A Thunder Clapped! The trees bent double, Little Ron had caused some trouble.
The Windy Witch upon her broom, Crashed to earth with an almighty boom.
“Who’s the one with magic powers?”
Her screeching shrivelled Robin’s flowers!
“I wa was only jo joking” stuttered Ron, then with a puff of smoke Ron was gone.
“It’s no good hiding in that ditch, and don’t lie to me!” screeched the witch.
Ron stood up covered in grime ,his hair was dripping with green slime.
“There’s Magic missing from my pot, it must have been stolen by you lot!”
“Please Windy Witch” Robin exclaimed, “It’s always us lot that get blamed!”
“The truth is Windy, Maid Carrion’s flown, and she’s taken my brand new mobile phone,
If there’s Magic missing, we’re not to blame It’s been nice to meet you all the same”
The Sheriff of Rottingham was a Pig he wore a long black curly wig,
“Robin’s Taxi’s he’s not paid, so my Dove’s kidnapped his Virgin Maid!”
He laughed and laughed then with a cough, stuck his head into his swill filled trough,
he pulled it out and licked his snout, “I’ll get my money without a doubt”
“I’ll shoot an arrow in the air, and where it lands I don’t really care,
a ransom note I’ll tie on tight, so not to break off during flight”
He pulled his bow and with a twang, the arrow landed with a bang.
The Merry Hen he looked quite glum
the arrow had landed in his bum!
“I must tell Robin” clucked the hen, he’ll have to gather his Merry Men,
then storm the Castle with great haste, there really is no time to waste.
The Merry Men fetched bows and arrows,
and set off marching with a flock of sparrows.
As they neared the castle gates the hen squawked,
“Watch out Mates! They’ve glued Maid Carrion to the Gates,
Maid Carrion reached for Robin’s phone, then dialled a number with a groan,
“Windy Witch, is that you? The Sheriffs got me, and your Magic too!”

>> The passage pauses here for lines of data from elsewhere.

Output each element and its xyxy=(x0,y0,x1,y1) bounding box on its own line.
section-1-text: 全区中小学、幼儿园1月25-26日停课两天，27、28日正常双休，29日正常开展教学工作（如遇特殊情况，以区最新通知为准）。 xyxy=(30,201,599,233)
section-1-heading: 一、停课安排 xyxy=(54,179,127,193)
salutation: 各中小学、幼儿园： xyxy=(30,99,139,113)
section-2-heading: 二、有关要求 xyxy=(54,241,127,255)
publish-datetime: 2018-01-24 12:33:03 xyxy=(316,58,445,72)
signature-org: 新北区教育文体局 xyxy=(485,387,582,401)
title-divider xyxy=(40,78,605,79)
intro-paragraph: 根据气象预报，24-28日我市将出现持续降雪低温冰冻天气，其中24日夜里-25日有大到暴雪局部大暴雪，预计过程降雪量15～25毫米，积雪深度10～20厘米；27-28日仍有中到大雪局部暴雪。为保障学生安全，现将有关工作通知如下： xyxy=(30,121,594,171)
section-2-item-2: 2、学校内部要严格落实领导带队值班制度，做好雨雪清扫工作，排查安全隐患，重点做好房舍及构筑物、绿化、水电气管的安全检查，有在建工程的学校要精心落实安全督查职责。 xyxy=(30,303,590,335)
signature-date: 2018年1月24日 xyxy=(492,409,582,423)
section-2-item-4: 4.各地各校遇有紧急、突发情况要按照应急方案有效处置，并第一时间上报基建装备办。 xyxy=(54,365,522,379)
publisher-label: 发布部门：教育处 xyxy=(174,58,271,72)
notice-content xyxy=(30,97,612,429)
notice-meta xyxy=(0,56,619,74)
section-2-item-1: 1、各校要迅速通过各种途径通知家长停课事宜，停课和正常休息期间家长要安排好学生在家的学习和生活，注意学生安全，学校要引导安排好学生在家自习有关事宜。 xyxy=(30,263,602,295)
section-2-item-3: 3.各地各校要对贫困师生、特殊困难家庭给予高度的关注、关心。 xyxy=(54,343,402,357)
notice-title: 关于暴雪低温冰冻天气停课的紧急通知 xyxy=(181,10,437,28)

The sky flashed with wild forked lightening, a storm erupted, it was quite frightening.
“You! you beast of Rottingham,
I shall turn you into Jam, release Maid Carrion now, if you please,
or I’ll turn you all to cheese!”
The Sheriff peeled her from the wall then punctured the Merry Hen’s Ball,
“Have your Maiden, Robin Good, It’s just that I’m misunderstood,
I only want to play and skip, so please don’t lash me with your whip!”
On Robin’s charger Carrion jumped;
Then into the sunset the great horse thumped.